Soy salvadoreño de nacimiento, soy hijo de una madre ejemplar y de un gran padre. Además de valores, ellos me inculcaron el amor por mis hermanos, la familia, por las personas en general y por mi país. También soy hijo de la guerra, nací en plena guerra civil. Recuerdo que, cuando era niño, alguna vez transité en una lluvia de balas en una ambulancia junto a mi familia, con un miembro de la Cruz Verde llevando una bandera blanca y sacando la mitad del cuerpo por la ventana. ¡Qué valor el de esa persona!, al arriesgar su vida por personas que no conocía y exponerse por sus hermanos. En la actitud de esa persona veo reflejado el verdadero espíritu salvadoreño: amar, servir e incluso dar la vida por los demás.

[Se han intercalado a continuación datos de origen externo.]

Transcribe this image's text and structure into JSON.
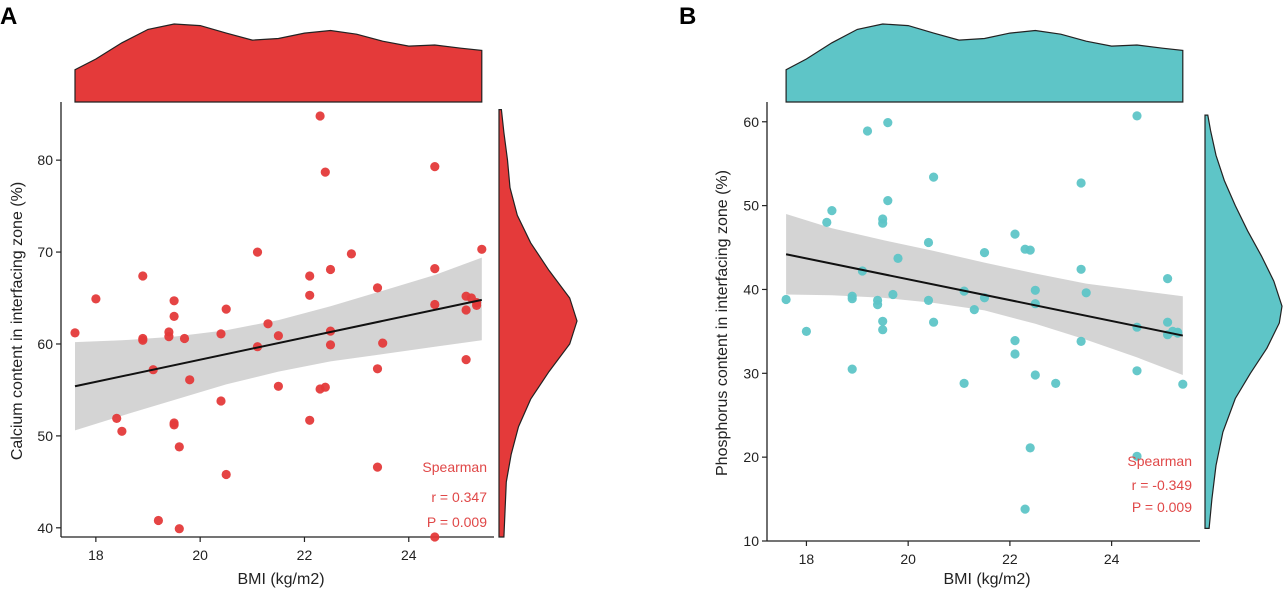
{
  "figure": {
    "panel_a_label": "A",
    "panel_b_label": "B"
  },
  "chart_data": [
    {
      "id": "A",
      "type": "scatter",
      "title": "",
      "xlabel": "BMI (kg/m2)",
      "ylabel": "Calcium content in interfacing zone (%)",
      "xlim": [
        17.6,
        25.5
      ],
      "ylim": [
        39,
        86
      ],
      "xticks": [
        18,
        20,
        22,
        24
      ],
      "yticks": [
        40,
        50,
        60,
        70,
        80
      ],
      "color": "#e43a3a",
      "points": [
        [
          17.6,
          61.2
        ],
        [
          18.0,
          64.9
        ],
        [
          18.4,
          51.9
        ],
        [
          18.5,
          50.5
        ],
        [
          18.9,
          67.4
        ],
        [
          18.9,
          60.4
        ],
        [
          18.9,
          60.6
        ],
        [
          19.1,
          57.2
        ],
        [
          19.2,
          40.8
        ],
        [
          19.4,
          61.3
        ],
        [
          19.4,
          60.8
        ],
        [
          19.5,
          64.7
        ],
        [
          19.5,
          63.0
        ],
        [
          19.5,
          51.4
        ],
        [
          19.5,
          51.2
        ],
        [
          19.6,
          48.8
        ],
        [
          19.6,
          39.9
        ],
        [
          19.7,
          60.6
        ],
        [
          19.8,
          56.1
        ],
        [
          20.4,
          61.1
        ],
        [
          20.4,
          53.8
        ],
        [
          20.5,
          63.8
        ],
        [
          20.5,
          45.8
        ],
        [
          21.1,
          70.0
        ],
        [
          21.1,
          59.7
        ],
        [
          21.3,
          62.2
        ],
        [
          21.5,
          60.9
        ],
        [
          21.5,
          55.4
        ],
        [
          22.1,
          67.4
        ],
        [
          22.1,
          65.3
        ],
        [
          22.1,
          51.7
        ],
        [
          22.3,
          84.8
        ],
        [
          22.3,
          55.1
        ],
        [
          22.4,
          55.3
        ],
        [
          22.4,
          78.7
        ],
        [
          22.5,
          68.1
        ],
        [
          22.5,
          61.4
        ],
        [
          22.5,
          59.9
        ],
        [
          22.9,
          69.8
        ],
        [
          23.4,
          66.1
        ],
        [
          23.4,
          57.3
        ],
        [
          23.4,
          46.6
        ],
        [
          23.5,
          60.1
        ],
        [
          24.5,
          79.3
        ],
        [
          24.5,
          68.2
        ],
        [
          24.5,
          64.3
        ],
        [
          24.5,
          39.0
        ],
        [
          25.1,
          65.2
        ],
        [
          25.1,
          63.7
        ],
        [
          25.1,
          58.3
        ],
        [
          25.2,
          65.0
        ],
        [
          25.3,
          64.2
        ],
        [
          25.3,
          64.5
        ],
        [
          25.4,
          70.3
        ]
      ],
      "fit_line": {
        "x": [
          17.6,
          25.4
        ],
        "y": [
          55.4,
          64.8
        ]
      },
      "confidence_band": {
        "x": [
          17.6,
          18.5,
          19.5,
          20.5,
          21.5,
          22.5,
          23.5,
          24.5,
          25.4
        ],
        "upper": [
          60.2,
          60.4,
          60.8,
          61.5,
          62.6,
          64.1,
          65.8,
          67.5,
          69.4
        ],
        "lower": [
          50.6,
          52.2,
          53.9,
          55.6,
          57.0,
          58.1,
          58.9,
          59.7,
          60.4
        ]
      },
      "top_density": {
        "x": [
          17.6,
          18.0,
          18.5,
          19.0,
          19.5,
          20.0,
          20.5,
          21.0,
          21.5,
          22.0,
          22.5,
          23.0,
          23.5,
          24.0,
          24.5,
          25.0,
          25.4
        ],
        "density": [
          0.06,
          0.08,
          0.11,
          0.135,
          0.145,
          0.142,
          0.128,
          0.115,
          0.118,
          0.128,
          0.133,
          0.126,
          0.113,
          0.104,
          0.106,
          0.1,
          0.096
        ]
      },
      "right_density": {
        "y": [
          39,
          42,
          45,
          48,
          51,
          54,
          57,
          60,
          62.5,
          65,
          68,
          71,
          74,
          77,
          80,
          83,
          85.5
        ],
        "density": [
          0.004,
          0.005,
          0.006,
          0.01,
          0.016,
          0.026,
          0.041,
          0.058,
          0.064,
          0.058,
          0.041,
          0.026,
          0.015,
          0.009,
          0.007,
          0.004,
          0.002
        ]
      },
      "annotation": [
        "Spearman",
        "r = 0.347",
        "P = 0.009"
      ],
      "annotation_color": "#e04848"
    },
    {
      "id": "B",
      "type": "scatter",
      "title": "",
      "xlabel": "BMI (kg/m2)",
      "ylabel": "Phosphorus content in interfacing zone (%)",
      "xlim": [
        17.5,
        25.6
      ],
      "ylim": [
        10,
        62
      ],
      "xticks": [
        18,
        20,
        22,
        24
      ],
      "yticks": [
        10,
        20,
        30,
        40,
        50,
        60
      ],
      "color": "#5ec5c7",
      "points": [
        [
          17.6,
          38.8
        ],
        [
          18.0,
          35.0
        ],
        [
          18.4,
          48.0
        ],
        [
          18.5,
          49.4
        ],
        [
          18.9,
          39.2
        ],
        [
          18.9,
          38.9
        ],
        [
          18.9,
          30.5
        ],
        [
          19.1,
          42.2
        ],
        [
          19.2,
          58.9
        ],
        [
          19.4,
          38.7
        ],
        [
          19.4,
          38.2
        ],
        [
          19.5,
          48.4
        ],
        [
          19.5,
          47.9
        ],
        [
          19.5,
          36.2
        ],
        [
          19.5,
          35.2
        ],
        [
          19.6,
          59.9
        ],
        [
          19.6,
          50.6
        ],
        [
          19.7,
          39.4
        ],
        [
          19.8,
          43.7
        ],
        [
          20.4,
          45.6
        ],
        [
          20.4,
          38.7
        ],
        [
          20.5,
          53.4
        ],
        [
          20.5,
          36.1
        ],
        [
          21.1,
          39.8
        ],
        [
          21.1,
          28.8
        ],
        [
          21.3,
          37.6
        ],
        [
          21.5,
          44.4
        ],
        [
          21.5,
          39.0
        ],
        [
          22.1,
          46.6
        ],
        [
          22.1,
          33.9
        ],
        [
          22.1,
          32.3
        ],
        [
          22.3,
          13.8
        ],
        [
          22.3,
          44.8
        ],
        [
          22.4,
          44.7
        ],
        [
          22.4,
          21.1
        ],
        [
          22.5,
          39.9
        ],
        [
          22.5,
          38.3
        ],
        [
          22.5,
          29.8
        ],
        [
          22.9,
          28.8
        ],
        [
          23.4,
          52.7
        ],
        [
          23.4,
          42.4
        ],
        [
          23.4,
          33.8
        ],
        [
          23.5,
          39.6
        ],
        [
          24.5,
          60.7
        ],
        [
          24.5,
          35.5
        ],
        [
          24.5,
          30.3
        ],
        [
          24.5,
          20.1
        ],
        [
          25.1,
          41.3
        ],
        [
          25.1,
          36.1
        ],
        [
          25.1,
          34.6
        ],
        [
          25.2,
          35.0
        ],
        [
          25.3,
          34.9
        ],
        [
          25.3,
          34.8
        ],
        [
          25.4,
          28.7
        ]
      ],
      "fit_line": {
        "x": [
          17.6,
          25.4
        ],
        "y": [
          44.2,
          34.5
        ]
      },
      "confidence_band": {
        "x": [
          17.6,
          18.5,
          19.5,
          20.5,
          21.5,
          22.5,
          23.5,
          24.5,
          25.4
        ],
        "upper": [
          49.0,
          47.3,
          45.9,
          44.6,
          43.2,
          41.9,
          40.7,
          39.9,
          39.2
        ],
        "lower": [
          39.4,
          39.3,
          39.0,
          38.4,
          37.5,
          35.9,
          34.0,
          31.9,
          29.8
        ]
      },
      "top_density": {
        "x": [
          17.6,
          18.0,
          18.5,
          19.0,
          19.5,
          20.0,
          20.5,
          21.0,
          21.5,
          22.0,
          22.5,
          23.0,
          23.5,
          24.0,
          24.5,
          25.0,
          25.4
        ],
        "density": [
          0.06,
          0.08,
          0.11,
          0.135,
          0.145,
          0.142,
          0.128,
          0.115,
          0.118,
          0.128,
          0.133,
          0.126,
          0.113,
          0.104,
          0.106,
          0.1,
          0.096
        ]
      },
      "right_density": {
        "y": [
          11.5,
          15,
          19,
          23,
          27,
          30,
          33,
          36,
          38,
          41,
          44,
          47,
          50,
          53,
          56,
          59,
          60.8
        ],
        "density": [
          0.003,
          0.005,
          0.008,
          0.013,
          0.022,
          0.033,
          0.045,
          0.054,
          0.056,
          0.05,
          0.041,
          0.031,
          0.022,
          0.014,
          0.008,
          0.004,
          0.002
        ]
      },
      "annotation": [
        "Spearman",
        "r = -0.349",
        "P = 0.009"
      ],
      "annotation_color": "#e04848"
    }
  ]
}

Todos los matices de nuestro país son únicos: su geografía, sus volcanes, que son el centro de la energía y de la fuerza de los salvadoreños. Los ríos, los lagos color turquesa, los paisajes al ir por la carretera, las montañas, los pueblos, las calles, las veredas empedradas y su gente, que es la mejor anfitriona del mundo.
Nuestros sonidos, el canto de los gallos al amanecer, el canto de los pericos al anochecer, el claxon de la señora que vende pan francés, el curioso megáfono del camión de verduras, el murmullo de la gente caminando por la ciudad para ir a sus trabajos, las vendedoras en sus puestos «seduciendo» a los potenciales clientes, los niños jugando fútbol con metas de piedras en las tardes, o corriendo para no ser descubiertos después de haber tocado un timbre, la campana del carro de sorbetes; el privilegio de tener el himno más bonito del mundo, aquel que representa nuestro orgullo y que nos llena de lágrimas cuando lo cantamos a todo pulmón en el Cuscatlán o lo escuchamos en cualquier parte del mundo.
Nuestros colores, las plumas de los torogoces, la luz verde de las luciérnagas en medio de la oscuridad, la salida del sol con el volcán Chichontepec y el valle Jiboa de testigos, un espectáculo único; el calor del verano eterno y la lluvia que retoña y enverdece nuestros campos. La arena negra y café en nuestras playas, el cielo azul y blanco, y los dorados atardeceres.
Nuestra gente, la honrada y con valores, la trabajadora, la que se levanta aun de madrugada a ordeñar vacas o a trabajar la tierra, la que sale de su casa y camina para ir a su trabajo.
El olor de nuestro café, uno de los mejores del mundo. Las pupusas cocinándose en cada esquina. Estoy seguro de que la mayoría de los salvadoreños queremos la paz, el desarrollo y el progreso de nuestro país.
Este año celebramos 200 años de independencia. Más allá de lo que existe alrededor de ese término, estoy seguro de que son 200 años de lucha, de sufrimiento, de alegrías, de tristezas, de derrotas, de victorias. Generaciones vienen y van, como un capricho del destino o como un mensaje de esperanza.
Cumplimos 200 años hoy, justo cuando se está marcando un antes y un después en nuestra historia. Orgullosamente soy salvadoreño y por nada del mundo cambiaría eso.
Felicidades a nuestra patria. Felices 200 años. ¡Feliz bicentenario!